Hatfield-Dodds in the ACT Senate spot is our nation’s only hope of removing Fielding’s ‘crucial vote’ power until he is dumped on 1 July 2011….
Greens and Xenophon to pass Labor’s Bills sounds pretty good.
I wouldn’t write off Grayndler so quickly.. first preferences for Albo was 51.18% in 2004 and 49.15% in 2001. Tanner was 51.78% in 2004 and 47.65% in 2001. The Greens’ chances are slim but this is an unusually complex election with Labor positioned more to the right than ever before. Grayndler may be the sleeper race of this election.
Given Australia’s compulsory preferential voting system, Nate Silver’s proportional swing model may come into play.
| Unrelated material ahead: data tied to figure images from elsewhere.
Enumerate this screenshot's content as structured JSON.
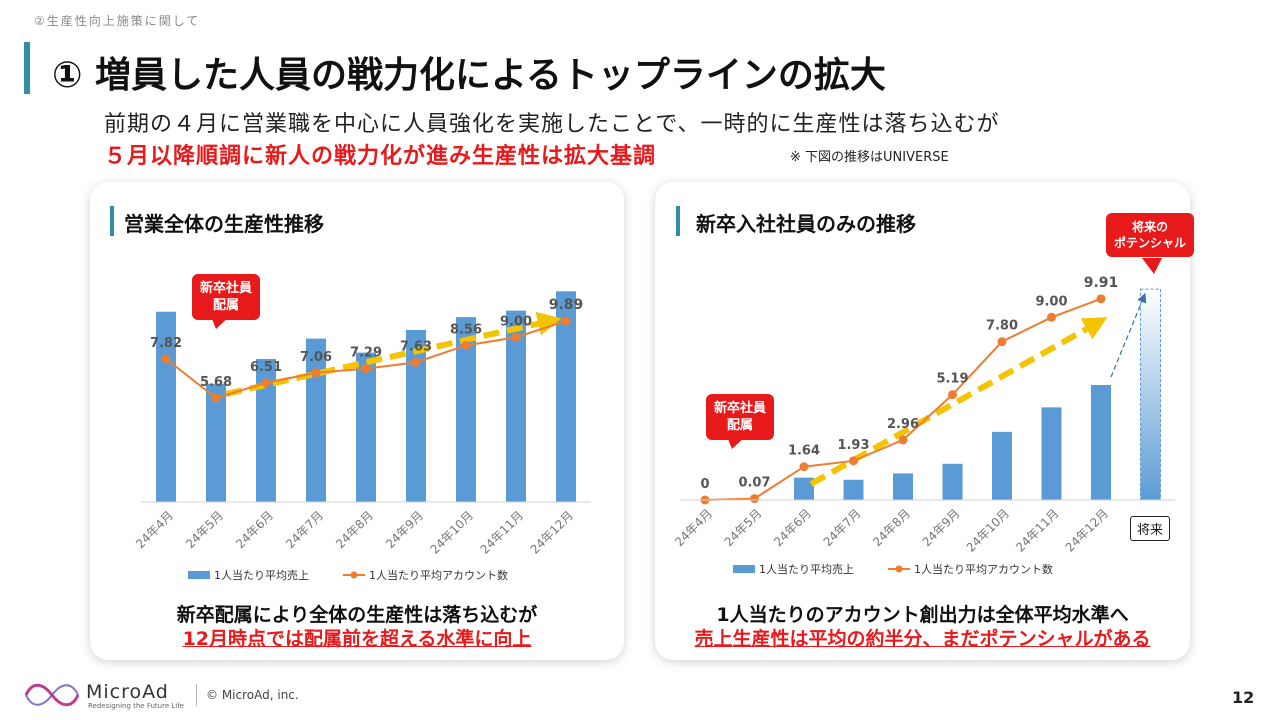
{
  "header": {
    "section_label": "②生産性向上施策に関して",
    "title": "① 増員した人員の戦力化によるトップラインの拡大",
    "lead_line1": "前期の４月に営業職を中心に人員強化を実施したことで、一時的に生産性は落ち込むが",
    "lead_line2": "５月以降順調に新人の戦力化が進み生産性は拡大基調",
    "note": "※ 下図の推移はUNIVERSE"
  },
  "left_panel": {
    "title": "営業全体の生産性推移",
    "callout": [
      "新卒社員",
      "配属"
    ],
    "conclusion_line1": "新卒配属により全体の生産性は落ち込むが",
    "conclusion_line2": "12月時点では配属前を超える水準に向上"
  },
  "right_panel": {
    "title": "新卒入社社員のみの推移",
    "callout": [
      "新卒社員",
      "配属"
    ],
    "future_callout": [
      "将来の",
      "ポテンシャル"
    ],
    "future_label": "将来",
    "conclusion_line1": "1人当たりのアカウント創出力は全体平均水準へ",
    "conclusion_line2": "売上生産性は平均の約半分、まだポテンシャルがある"
  },
  "chart_data": [
    {
      "type": "bar+line",
      "title": "営業全体の生産性推移",
      "categories": [
        "24年4月",
        "24年5月",
        "24年6月",
        "24年7月",
        "24年8月",
        "24年9月",
        "24年10月",
        "24年11月",
        "24年12月"
      ],
      "series": [
        {
          "name": "1人当たり平均売上",
          "kind": "bar",
          "color": "#5b9bd5",
          "values": [
            8.85,
            5.5,
            6.65,
            7.6,
            6.95,
            8.0,
            8.6,
            8.9,
            9.8
          ]
        },
        {
          "name": "1人当たり平均アカウント数",
          "kind": "line",
          "color": "#ed7d31",
          "values": [
            7.82,
            5.68,
            6.51,
            7.06,
            7.29,
            7.63,
            8.56,
            9.0,
            9.89
          ],
          "labels": [
            "7.82",
            "5.68",
            "6.51",
            "7.06",
            "7.29",
            "7.63",
            "8.56",
            "9.00",
            "9.89"
          ]
        }
      ],
      "trend_arrow_color": "#f5c400",
      "legend": "bottom"
    },
    {
      "type": "bar+line",
      "title": "新卒入社社員のみの推移",
      "categories": [
        "24年4月",
        "24年5月",
        "24年6月",
        "24年7月",
        "24年8月",
        "24年9月",
        "24年10月",
        "24年11月",
        "24年12月"
      ],
      "future_category": "将来",
      "series": [
        {
          "name": "1人当たり平均売上",
          "kind": "bar",
          "color": "#5b9bd5",
          "values": [
            0,
            0,
            1.05,
            0.95,
            1.25,
            1.7,
            3.2,
            4.35,
            5.4
          ]
        },
        {
          "name": "1人当たり平均アカウント数",
          "kind": "line",
          "color": "#ed7d31",
          "values": [
            0,
            0.07,
            1.64,
            1.93,
            2.96,
            5.19,
            7.8,
            9.0,
            9.91
          ],
          "labels": [
            "0",
            "0.07",
            "1.64",
            "1.93",
            "2.96",
            "5.19",
            "7.80",
            "9.00",
            "9.91"
          ]
        }
      ],
      "future_bar_value": 9.9,
      "trend_arrow_color": "#f5c400",
      "legend": "bottom"
    }
  ],
  "footer": {
    "brand": "MicroAd",
    "tagline": "Redesigning the Future Life",
    "copyright": "© MicroAd, inc.",
    "page_number": "12"
  },
  "colors": {
    "accent": "#2f8fa8",
    "emphasis": "#e8191b",
    "bar": "#5b9bd5",
    "line": "#ed7d31",
    "arrow": "#f5c400"
  }
}
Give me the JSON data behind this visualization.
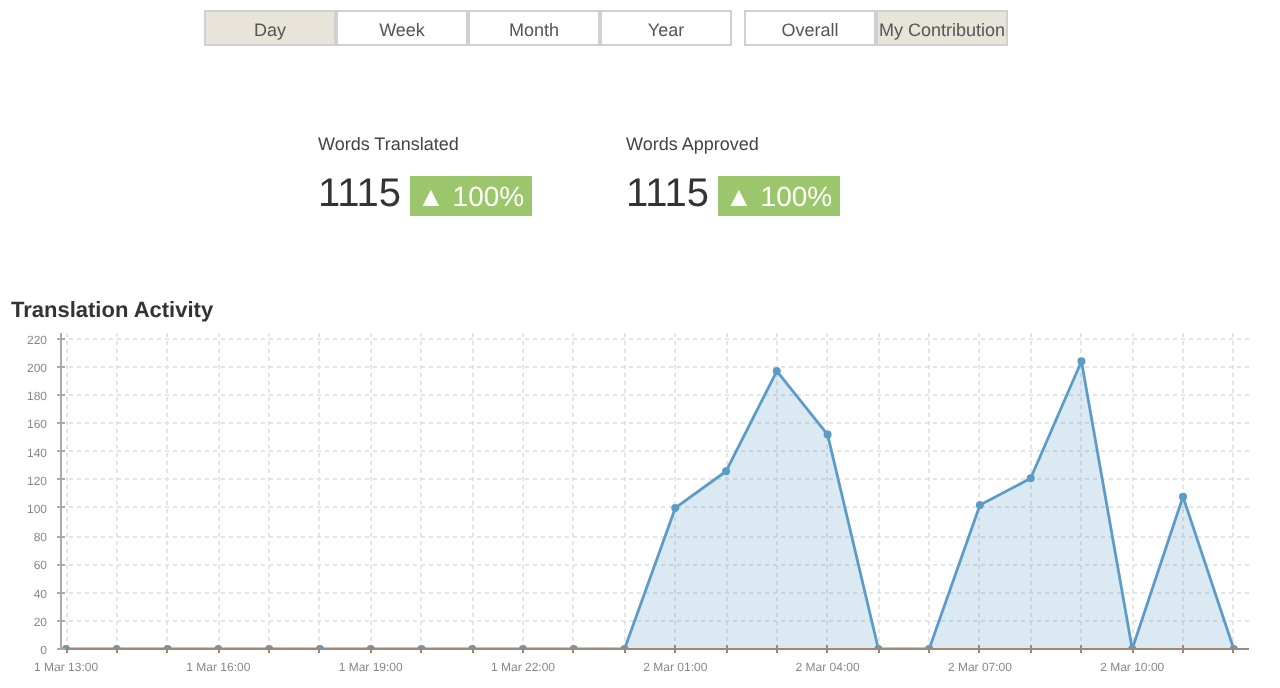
{
  "chart_data": [
    {
      "type": "other",
      "color": "#9cc66b",
      "annotations": [
        "Day",
        "Week",
        "Month",
        "Year",
        "Overall",
        "My Contribution",
        "Words Translated",
        "1115",
        "▲ 100%",
        "Words Approved",
        "1115",
        "▲ 100%"
      ]
    },
    {
      "type": "area",
      "title": "Translation Activity",
      "color": "#5b9bc8",
      "categories": [
        "1 Mar 13:00",
        null,
        null,
        "1 Mar 16:00",
        null,
        null,
        "1 Mar 19:00",
        null,
        null,
        "1 Mar 22:00",
        null,
        null,
        "2 Mar 01:00",
        null,
        null,
        "2 Mar 04:00",
        null,
        null,
        "2 Mar 07:00",
        null,
        null,
        "2 Mar 10:00",
        null,
        null
      ],
      "values": [
        0,
        0,
        0,
        0,
        0,
        0,
        0,
        0,
        0,
        0,
        0,
        0,
        100,
        126,
        197,
        152,
        0,
        0,
        102,
        121,
        204,
        0,
        108,
        0
      ],
      "ylim": [
        0,
        224
      ],
      "yticks": [
        0,
        20,
        40,
        60,
        80,
        100,
        120,
        140,
        160,
        180,
        200,
        220
      ],
      "grid": true,
      "marker": "circle"
    }
  ]
}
why is Crikey not commenting on (and the Greens not pushing), anmd something no nopted in this article, the self-evident fact that in all seats where the candidate does not win on 1st preferences, ie most, all the Greens need do is come SECOND to be guaranteed of winning seat in most of these cases
this fact gives the Greens a lot more creditability and reality as a political force because it is quite plausible under this scenario that they would hold balance of power in house of reps
of course first they have to come second 🙂
but surely if they get people to realise that voting for them in Reps, and ESPECIALLY in THIS election unlike ANY other election in the past, is NOT a wasted vote!!
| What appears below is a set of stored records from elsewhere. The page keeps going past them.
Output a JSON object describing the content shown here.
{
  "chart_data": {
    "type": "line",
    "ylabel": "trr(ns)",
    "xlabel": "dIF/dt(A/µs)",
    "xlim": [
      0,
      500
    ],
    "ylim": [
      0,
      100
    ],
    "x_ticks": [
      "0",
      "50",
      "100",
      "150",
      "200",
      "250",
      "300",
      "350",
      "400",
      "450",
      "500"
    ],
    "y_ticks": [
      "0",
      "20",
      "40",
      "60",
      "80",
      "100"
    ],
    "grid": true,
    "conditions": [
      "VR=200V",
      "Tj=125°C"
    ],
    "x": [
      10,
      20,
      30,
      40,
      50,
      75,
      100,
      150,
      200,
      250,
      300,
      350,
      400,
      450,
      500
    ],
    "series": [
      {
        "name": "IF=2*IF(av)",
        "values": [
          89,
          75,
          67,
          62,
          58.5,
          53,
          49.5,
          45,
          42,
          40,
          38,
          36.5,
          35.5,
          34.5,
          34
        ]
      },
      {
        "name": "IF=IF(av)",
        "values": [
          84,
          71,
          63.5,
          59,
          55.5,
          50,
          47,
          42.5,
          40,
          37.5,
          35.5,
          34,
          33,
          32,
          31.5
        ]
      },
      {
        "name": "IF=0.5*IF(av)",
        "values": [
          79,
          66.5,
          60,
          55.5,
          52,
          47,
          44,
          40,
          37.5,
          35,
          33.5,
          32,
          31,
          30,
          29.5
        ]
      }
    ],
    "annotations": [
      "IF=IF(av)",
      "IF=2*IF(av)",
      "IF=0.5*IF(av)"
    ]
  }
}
far far more than ever, in this election, there is huge number of Labour voters who want someone else to vote for, because in most cases, they still won’t want to vote ‘Liberal’
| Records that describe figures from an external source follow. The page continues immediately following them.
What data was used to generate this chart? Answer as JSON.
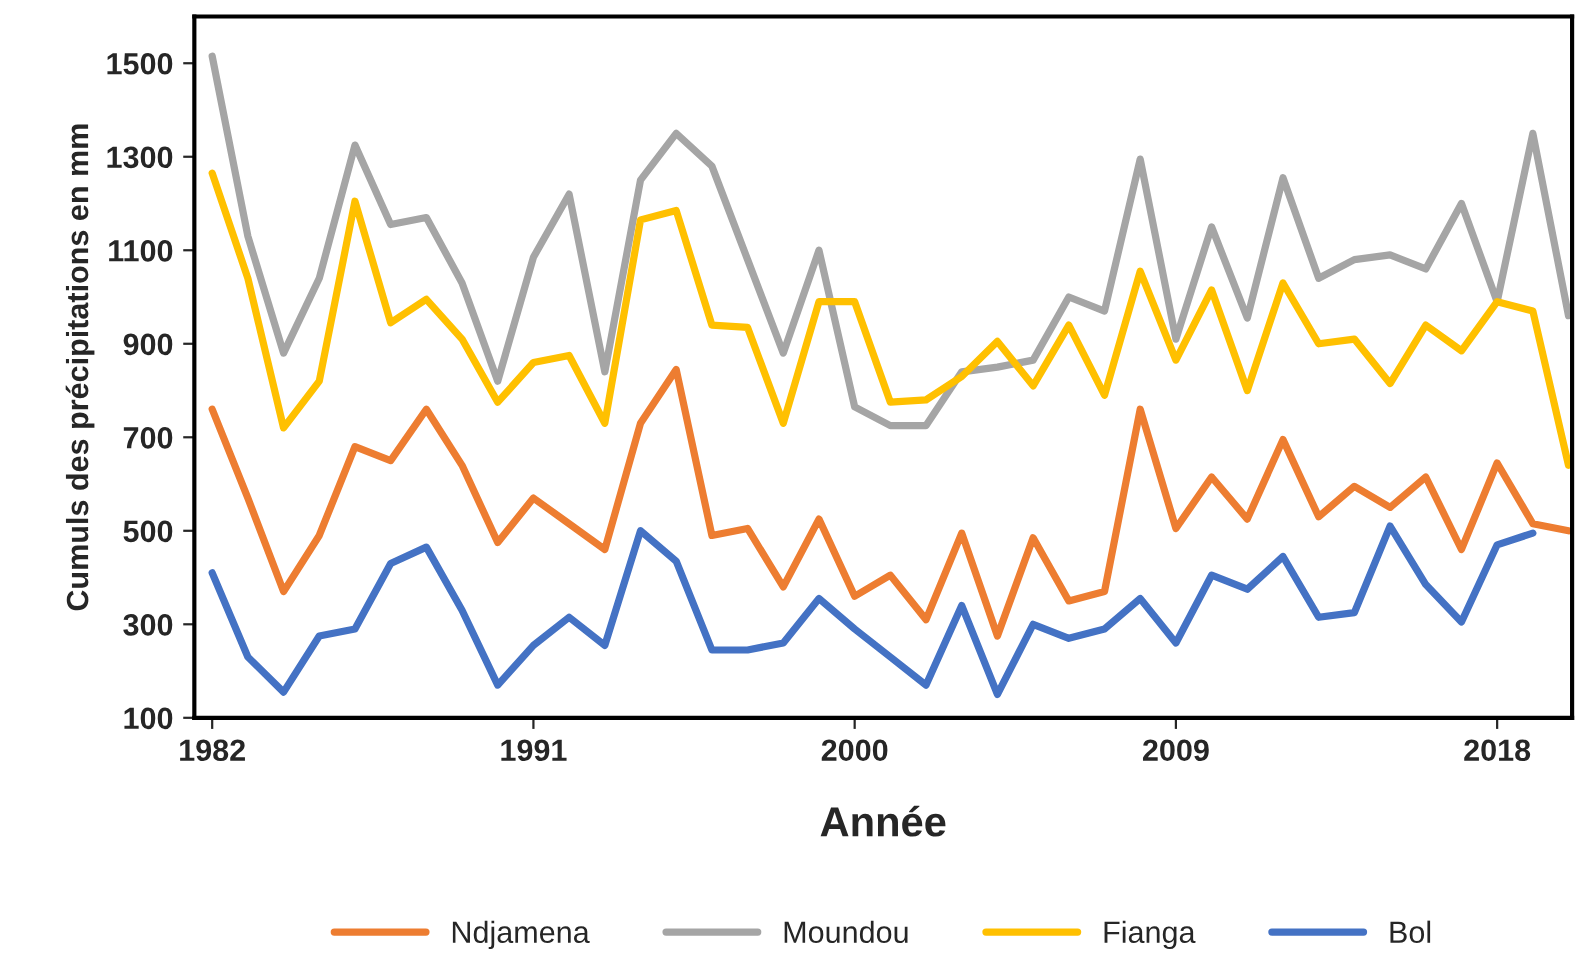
{
  "chart_data": {
    "type": "line",
    "xlabel": "Année",
    "ylabel": "Cumuls des précipitations en mm",
    "x": [
      1982,
      1983,
      1984,
      1985,
      1986,
      1987,
      1988,
      1989,
      1990,
      1991,
      1992,
      1993,
      1994,
      1995,
      1996,
      1997,
      1998,
      1999,
      2000,
      2001,
      2002,
      2003,
      2004,
      2005,
      2006,
      2007,
      2008,
      2009,
      2010,
      2011,
      2012,
      2013,
      2014,
      2015,
      2016,
      2017,
      2018,
      2019,
      2020
    ],
    "series": [
      {
        "name": "Ndjamena",
        "color": "#ed7d31",
        "values": [
          760,
          570,
          370,
          490,
          680,
          650,
          760,
          640,
          475,
          570,
          515,
          460,
          730,
          845,
          490,
          505,
          380,
          525,
          360,
          405,
          310,
          495,
          275,
          485,
          350,
          370,
          760,
          505,
          615,
          525,
          695,
          530,
          595,
          550,
          615,
          460,
          645,
          515,
          500
        ]
      },
      {
        "name": "Moundou",
        "color": "#a5a5a5",
        "values": [
          1515,
          1130,
          880,
          1040,
          1325,
          1155,
          1170,
          1030,
          820,
          1085,
          1220,
          840,
          1250,
          1350,
          1280,
          1080,
          880,
          1100,
          765,
          725,
          725,
          840,
          850,
          865,
          1000,
          970,
          1295,
          910,
          1150,
          955,
          1255,
          1040,
          1080,
          1090,
          1060,
          1200,
          990,
          1350,
          960
        ]
      },
      {
        "name": "Fianga",
        "color": "#ffc000",
        "values": [
          1265,
          1040,
          720,
          820,
          1205,
          945,
          995,
          910,
          775,
          860,
          875,
          730,
          1165,
          1185,
          940,
          935,
          730,
          990,
          990,
          775,
          780,
          830,
          905,
          810,
          940,
          790,
          1055,
          865,
          1015,
          800,
          1030,
          900,
          910,
          815,
          940,
          885,
          990,
          970,
          640
        ]
      },
      {
        "name": "Bol",
        "color": "#4472c4",
        "values": [
          410,
          230,
          155,
          275,
          290,
          430,
          465,
          330,
          170,
          255,
          315,
          255,
          500,
          435,
          245,
          245,
          260,
          355,
          290,
          230,
          170,
          340,
          150,
          300,
          270,
          290,
          355,
          260,
          405,
          375,
          445,
          315,
          325,
          510,
          385,
          305,
          470,
          495,
          null
        ]
      }
    ],
    "xlim": [
      1981.5,
      2020.1
    ],
    "xticks": [
      1982,
      1991,
      2000,
      2009,
      2018
    ],
    "ylim": [
      100,
      1600
    ],
    "yticks": [
      100,
      300,
      500,
      700,
      900,
      1100,
      1300,
      1500
    ],
    "grid": false,
    "legend": "bottom",
    "marker": "none",
    "line_style": "solid"
  }
}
so it seems to me, if the Greens really push and promote this reality, they would greatly increase their primary vote, and hence the probability of their coming second
labour keep thinking that they don’t have to worry about disaffected Labour voters, but that doesn’t hold if they piss off so many that the Greens come second. this is especially in combination with the MOR voters who believe Tony’s crap and go back to the Liberals. then it has a double whammy effect on primary votes
i have even come up with some of the possible advertising … i had better but forgotten
“THIS election, you CAN make a difference.
Vote 1 Greens
To make a difference for Australia and your family.
Greens .. a change for the better.”
===
“Why vote for Tweedledum & Tweedledee?
You can make a real difference in this election.
Vote 1 Greens.
For Australia and your family.”
===
“Tweedledum or Tweedledee for three years.
You really want that?
This time make a difference.
Vote 1 Greens.”
===
“This time, it’s time to make a difference.
This time, you CAN make a difference.
Vote 1 Greens
Make a difference for Australia and your family”
===
bob … it’s your’s for free 🙂
cheers
don card
disclaimer: i have voted ALP federally for 40 years. this time the only party i would vote for less than the ALP are the Liberals. hence the problem with preferential voting where each vote magically and illogically retains its full value for one preference distribution after another .. like how fair and logical and statistically and mathematically right is that??? (subject of another letter 🙂
rats! typos AND an errant apostrophe!